Roma, 10 ott – È uscito nei giorni scorsi su Netflix “Il Buco – Capitolo 2”, episodio che segue e allo stesso tempo anticipa (no, non è un controsenso ma un’intelligente operazione di marketing) la prima parte della narrazione diretta dal regista spagnolo Galder Gaztelu-Urrutia. Presentato al festival internazionale di Toronto sul finire dell’estate 2019, El hoyo – questo il titolo in lingua originale – è stato dapprima distribuito nelle sale cinematografiche iberiche per farsi poi conoscere al mondo attraverso la famosa piattaforma statunitense nel periodo pandemico.
La fossa e la piattaforma
I presupposti delle due pellicole sono pressoché gli stessi. In una prigione strutturata su centinaia di livelli sono presenti, suddivisi in coppie, 666 detenuti. Ad ognuno di essi è stato consentito di esprimere una precisa preferenza culinaria e di scegliere un solo oggetto da portarsi appresso all’interno della particolare galera.
Le celle, una sotto l’altra come in una claustrofobica discesa verso gli inferi, presentano nel mezzo – appunto – un buco. Ovvero la fossa. È qui che ogni ventiquattro ore viene calata la piattaforma, ricco buffet formato proprio dalle stesse pietanze scelte dai protagonisti dell’esperimento sociale. Ogni mese le coppie sono costrette a cambiare casualmente livello: più si scende e meno cibo rimane al passaggio del grande (e tetro) vassoio.
Una critica alla società occidentale?
Tra le leggi da rispettare quella di non fare scorte. Si può consumare l’unico pasto della giornata nei pochi minuti in cui il vitto si ferma al piano assegnato dalla sorte. Più si è vicini al livello zero, maggiore sarà la possibilità di sopravvivere. Senza spoilerare altro sulla trama dei due film – non è questo il punto che ci interessa – il Buco ci mette davanti una serie di quesiti sul moderno mondo occidentale.
C’è chi ci ha visto una critica alla società dei consumi, al capitalismo e alle diseguaglianze sociali che quest’ultimo comporta. Qualcuno ha tirato in ballo anche la religione. Tutto condivisibile, ma – secondo noi – c’è qualcosa di più. In entrambi i lungometraggi abbiamo un freddo sistema amministrativo che da un lato impone severe norme – per quanto distopiche possano essere – e dall’altro lascia un certo grado di libertà personale a una popolazione egoista e atomizzata.

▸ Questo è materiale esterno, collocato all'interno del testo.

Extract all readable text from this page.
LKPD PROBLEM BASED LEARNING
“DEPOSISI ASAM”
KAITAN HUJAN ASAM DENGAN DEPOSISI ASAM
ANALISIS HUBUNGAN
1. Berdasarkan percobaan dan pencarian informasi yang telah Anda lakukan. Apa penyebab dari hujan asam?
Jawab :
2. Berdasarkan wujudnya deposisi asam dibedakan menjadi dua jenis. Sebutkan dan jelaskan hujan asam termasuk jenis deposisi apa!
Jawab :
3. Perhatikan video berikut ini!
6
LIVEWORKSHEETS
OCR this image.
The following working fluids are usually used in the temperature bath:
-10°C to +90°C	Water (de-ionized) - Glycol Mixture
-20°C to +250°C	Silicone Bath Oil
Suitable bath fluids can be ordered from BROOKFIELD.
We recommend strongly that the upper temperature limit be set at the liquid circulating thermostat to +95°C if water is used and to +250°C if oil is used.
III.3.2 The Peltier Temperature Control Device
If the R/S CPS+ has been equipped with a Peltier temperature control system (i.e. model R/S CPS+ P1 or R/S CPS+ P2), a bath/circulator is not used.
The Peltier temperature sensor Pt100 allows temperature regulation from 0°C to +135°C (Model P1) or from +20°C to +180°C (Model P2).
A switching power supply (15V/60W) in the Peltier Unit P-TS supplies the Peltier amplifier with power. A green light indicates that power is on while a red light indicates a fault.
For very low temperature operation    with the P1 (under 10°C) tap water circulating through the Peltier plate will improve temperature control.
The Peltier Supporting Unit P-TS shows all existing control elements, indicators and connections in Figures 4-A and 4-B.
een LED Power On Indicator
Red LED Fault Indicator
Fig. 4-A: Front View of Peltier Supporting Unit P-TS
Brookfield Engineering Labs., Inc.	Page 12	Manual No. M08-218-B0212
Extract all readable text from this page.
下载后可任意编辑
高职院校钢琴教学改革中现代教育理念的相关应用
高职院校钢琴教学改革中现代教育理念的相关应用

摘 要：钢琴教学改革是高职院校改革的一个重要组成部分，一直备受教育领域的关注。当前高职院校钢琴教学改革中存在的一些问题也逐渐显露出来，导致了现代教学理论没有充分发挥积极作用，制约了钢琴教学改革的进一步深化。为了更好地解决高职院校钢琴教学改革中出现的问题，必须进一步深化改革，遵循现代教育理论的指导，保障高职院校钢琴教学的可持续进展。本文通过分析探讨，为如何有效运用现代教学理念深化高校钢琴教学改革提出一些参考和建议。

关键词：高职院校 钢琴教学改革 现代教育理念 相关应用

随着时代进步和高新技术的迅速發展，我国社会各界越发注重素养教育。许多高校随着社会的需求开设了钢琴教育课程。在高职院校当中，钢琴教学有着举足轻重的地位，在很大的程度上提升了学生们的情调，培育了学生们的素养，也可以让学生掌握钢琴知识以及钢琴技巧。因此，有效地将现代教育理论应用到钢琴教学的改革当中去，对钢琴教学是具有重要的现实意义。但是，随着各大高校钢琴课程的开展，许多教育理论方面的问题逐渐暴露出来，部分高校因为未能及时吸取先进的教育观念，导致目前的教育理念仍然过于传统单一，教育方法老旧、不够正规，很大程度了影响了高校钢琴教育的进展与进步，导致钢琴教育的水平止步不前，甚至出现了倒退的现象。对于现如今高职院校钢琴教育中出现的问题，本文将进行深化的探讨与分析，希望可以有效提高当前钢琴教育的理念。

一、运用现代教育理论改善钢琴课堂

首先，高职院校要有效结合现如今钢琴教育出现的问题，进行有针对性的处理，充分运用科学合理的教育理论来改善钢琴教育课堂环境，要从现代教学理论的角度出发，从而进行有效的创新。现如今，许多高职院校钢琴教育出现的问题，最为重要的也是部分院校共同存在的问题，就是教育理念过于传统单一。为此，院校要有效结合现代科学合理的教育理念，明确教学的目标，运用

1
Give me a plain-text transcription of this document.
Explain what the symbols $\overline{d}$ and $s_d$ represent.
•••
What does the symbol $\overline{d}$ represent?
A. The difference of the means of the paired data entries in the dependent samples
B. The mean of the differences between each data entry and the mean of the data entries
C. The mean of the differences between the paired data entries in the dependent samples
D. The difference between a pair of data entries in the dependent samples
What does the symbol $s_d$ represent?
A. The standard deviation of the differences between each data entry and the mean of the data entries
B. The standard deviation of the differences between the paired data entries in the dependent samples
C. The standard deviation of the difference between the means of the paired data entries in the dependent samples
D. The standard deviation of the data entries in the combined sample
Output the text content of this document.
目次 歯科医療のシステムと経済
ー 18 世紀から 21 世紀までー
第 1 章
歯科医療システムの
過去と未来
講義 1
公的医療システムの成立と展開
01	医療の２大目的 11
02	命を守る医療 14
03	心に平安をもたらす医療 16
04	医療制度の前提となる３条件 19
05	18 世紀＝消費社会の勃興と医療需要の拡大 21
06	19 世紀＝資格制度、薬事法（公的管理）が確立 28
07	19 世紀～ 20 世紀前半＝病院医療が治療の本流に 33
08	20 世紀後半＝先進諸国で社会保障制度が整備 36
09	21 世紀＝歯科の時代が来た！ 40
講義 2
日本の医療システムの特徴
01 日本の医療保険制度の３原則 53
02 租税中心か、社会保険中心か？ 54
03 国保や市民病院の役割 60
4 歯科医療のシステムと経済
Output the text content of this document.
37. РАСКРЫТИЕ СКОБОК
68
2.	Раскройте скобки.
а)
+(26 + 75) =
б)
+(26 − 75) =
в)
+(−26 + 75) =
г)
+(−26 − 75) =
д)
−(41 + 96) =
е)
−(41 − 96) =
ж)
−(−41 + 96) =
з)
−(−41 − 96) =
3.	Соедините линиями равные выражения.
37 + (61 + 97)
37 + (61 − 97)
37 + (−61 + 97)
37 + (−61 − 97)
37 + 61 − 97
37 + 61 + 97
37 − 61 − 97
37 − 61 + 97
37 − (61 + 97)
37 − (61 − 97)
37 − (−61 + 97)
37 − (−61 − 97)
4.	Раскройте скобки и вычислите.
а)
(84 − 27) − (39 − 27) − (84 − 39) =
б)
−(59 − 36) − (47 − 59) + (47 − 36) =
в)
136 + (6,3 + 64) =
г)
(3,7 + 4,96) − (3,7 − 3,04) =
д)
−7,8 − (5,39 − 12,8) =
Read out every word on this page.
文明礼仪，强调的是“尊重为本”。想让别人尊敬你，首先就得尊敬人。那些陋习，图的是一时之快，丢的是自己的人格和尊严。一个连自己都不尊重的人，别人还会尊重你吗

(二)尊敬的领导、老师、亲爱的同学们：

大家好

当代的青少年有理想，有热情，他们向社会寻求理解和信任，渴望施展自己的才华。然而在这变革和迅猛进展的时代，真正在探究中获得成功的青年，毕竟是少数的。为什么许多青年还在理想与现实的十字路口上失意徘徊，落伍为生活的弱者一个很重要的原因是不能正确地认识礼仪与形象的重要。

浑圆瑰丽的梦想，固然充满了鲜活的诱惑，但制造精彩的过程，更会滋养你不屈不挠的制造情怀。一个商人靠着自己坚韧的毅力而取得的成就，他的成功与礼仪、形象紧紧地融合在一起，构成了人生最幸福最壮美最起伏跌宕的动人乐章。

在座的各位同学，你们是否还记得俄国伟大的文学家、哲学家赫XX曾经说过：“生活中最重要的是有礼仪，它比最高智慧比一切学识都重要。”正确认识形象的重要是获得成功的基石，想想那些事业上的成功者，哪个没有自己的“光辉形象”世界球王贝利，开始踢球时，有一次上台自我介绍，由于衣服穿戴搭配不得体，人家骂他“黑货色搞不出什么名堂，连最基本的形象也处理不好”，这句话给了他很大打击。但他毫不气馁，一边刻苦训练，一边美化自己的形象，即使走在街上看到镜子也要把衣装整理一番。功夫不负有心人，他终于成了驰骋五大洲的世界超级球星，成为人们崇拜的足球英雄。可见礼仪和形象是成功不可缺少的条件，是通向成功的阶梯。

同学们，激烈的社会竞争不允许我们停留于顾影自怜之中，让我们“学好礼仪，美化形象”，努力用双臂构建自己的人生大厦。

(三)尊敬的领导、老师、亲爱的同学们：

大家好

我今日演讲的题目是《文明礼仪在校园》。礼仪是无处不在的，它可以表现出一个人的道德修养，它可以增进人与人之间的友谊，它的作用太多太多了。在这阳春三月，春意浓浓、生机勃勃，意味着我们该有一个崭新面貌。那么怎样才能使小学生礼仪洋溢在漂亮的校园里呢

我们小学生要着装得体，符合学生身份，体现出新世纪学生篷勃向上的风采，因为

In questo modello di società non c’è un centro, esiste solamente un instabile ordine, falso e apparente, che nel corso dei minuti lascia posto al caos crescente. Quindi alla violenza ferina e insensata. Troviamo un’informe massa umana – condizionata da due opposti, fame e ingordigia – incapace di coordinare il pensiero con l’azione. O è inutile teoria o diventa forza bruta comandata dagli istinti più bassi. Non c’è sintesi, ma solo controproducente estremizzazione in due facce della stessa medaglia.
Il Buco, due film e tante domande
Due film che lasciano lo spettatore con tante domande. Alle quali possiamo però iniziare a rispondere con una “semplice” parola. Aristocrazia, dal greco àristos e kratìa, governo dei migliori. Nella teoria classica, pratica riservata solamente a chi sia in possesso di comprovate doti morali e intellettuali. Cosa (talvolta) diversa dalla reggenza di un solo uomo. Ma anche da quelle dei pochi o del popolo. Ritorno alle virtù, soluzione – anche nelle condizioni più avverse – ai mali spirituali descritti in maniera cruda ma per certi versi veritiera proprio dal Buco. Non saranno quindi né questo sistema né i suoi imbelli “abitanti” a poter riscattare il genere umano. Prima di apparati di potere diversi servono innanzitutto uomini nuovi.